Cirasedda, così appellato per la sua innocente dolcezza, ci ha immesso in quell’universo di adolescente difficile, solo per usare un eufemismo, il proprio, che condivide con quell’essere adorato, al quale “perdona” quell’intrattenersi con i clienti, riesce ad andare oltre questa eccezionale figura – che tanto di finzione non è – come da postuma rivelazione del regista, il sorprendente, da una” mise en scene” all’altra, e brillante Nicola Alberto Orofino, sempre all’altezza della propria meritata fama e che, anzi, è riuscito una volta ancora a superarsi.

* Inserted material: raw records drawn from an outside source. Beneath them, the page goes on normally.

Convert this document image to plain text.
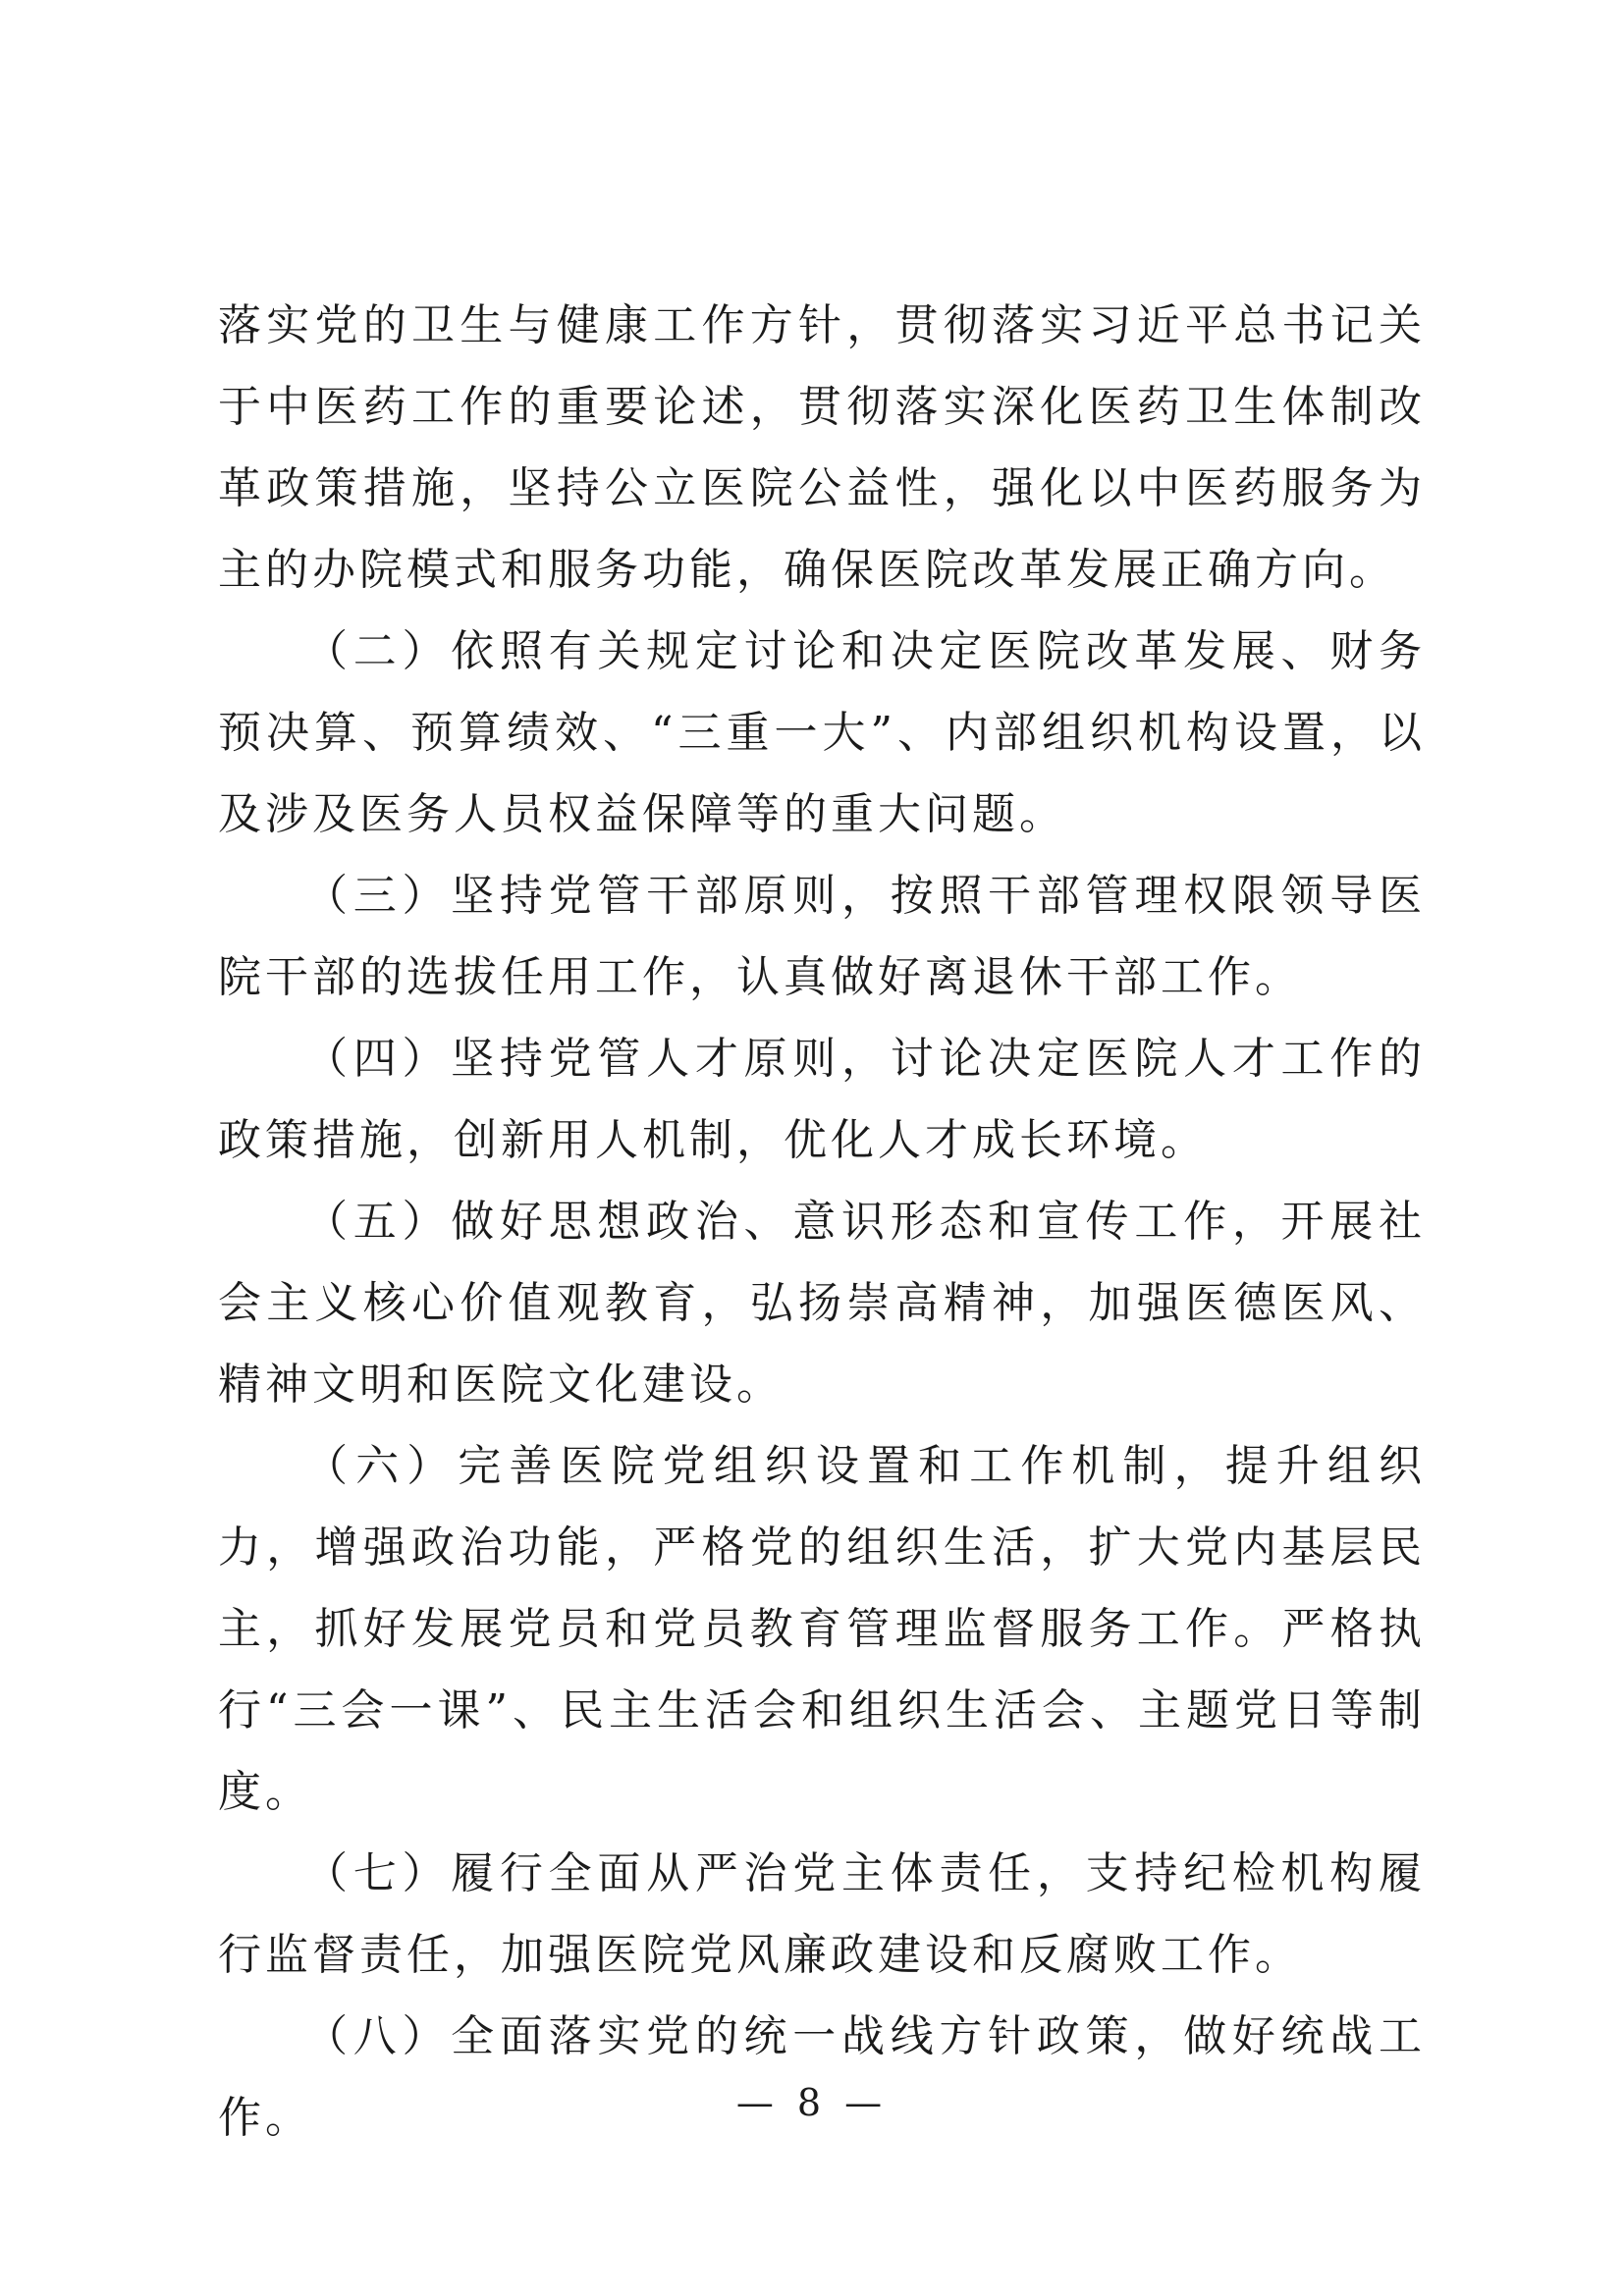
落实党的卫生与健康工作方针，贯彻落实习近平总书记关于中医药工作的重要论述，贯彻落实深化医药卫生体制改革政策措施，坚持公立医院公益性，强化以中医药服务为主的办院模式和服务功能，确保医院改革发展正确方向。

（二）依照有关规定讨论和决定医院改革发展、财务预决算、预算绩效、“三重一大”、内部组织机构设置，以及涉及医务人员权益保障等的重大问题。

（三）坚持党管干部原则，按照干部管理权限领导医院干部的选拔任用工作，认真做好离退休干部工作。

（四）坚持党管人才原则，讨论决定医院人才工作的政策措施，创新用人机制，优化人才成长环境。

（五）做好思想政治、意识形态和宣传工作，开展社会主义核心价值观教育，弘扬崇高精神，加强医德医风、精神文明和医院文化建设。

（六）完善医院党组织设置和工作机制，提升组织力，增强政治功能，严格党的组织生活，扩大党内基层民主，抓好发展党员和党员教育管理监督服务工作。严格执行“三会一课”、民主生活会和组织生活会、主题党日等制度。

（七）履行全面从严治党主体责任，支持纪检机构履行监督责任，加强医院党风廉政建设和反腐败工作。

（八）全面落实党的统一战线方针政策，做好统战工作。	— 8 —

La drammaturgia, di eccelsa fattura, riferibile a Alice Sgroi e Roberta Amato, artiste eclettiche, che si cimentano con esiti sempre ragguardevoli in ruoli sfaccettati dell’universo teatrale, é stato di sicuro punto di partenza validissimo per la costruzione di un’opera performativa che si è insinuata nei meandri più reconditi delle coscienze addomesticate, o sopite, di perbenisti e ignavi, che esprimono giudicante sprezzo per quel mondo parallelo, altro, rispetto al proprio limpido consesso, o, se va bene, lo ignorano,come non esistesse,non prendendo posizione nei riguardi di quello svantaggio sociale .
Lunga vita, allora, Al Cortile Teatro Festival, che, con il suo Direttore artistico, Roberto Zorn Bonaventura, prosegue instancabile, in quel sito identitario che dà nome alla Rassegna, il mitico Cortile del Palazzo Calapaj D’Alcontres, il proprio percorso, che è di ricerca e formazione permanente in ambito teatrale e non solo, lungo un cammino irto di ostacoli, in una realtà disattenta al merito, con il supporto di Strutture, Associazioni e Esercizi di ristorazione, gemelli in resiliente resistenza, perchè fatti di persone pregne di passione.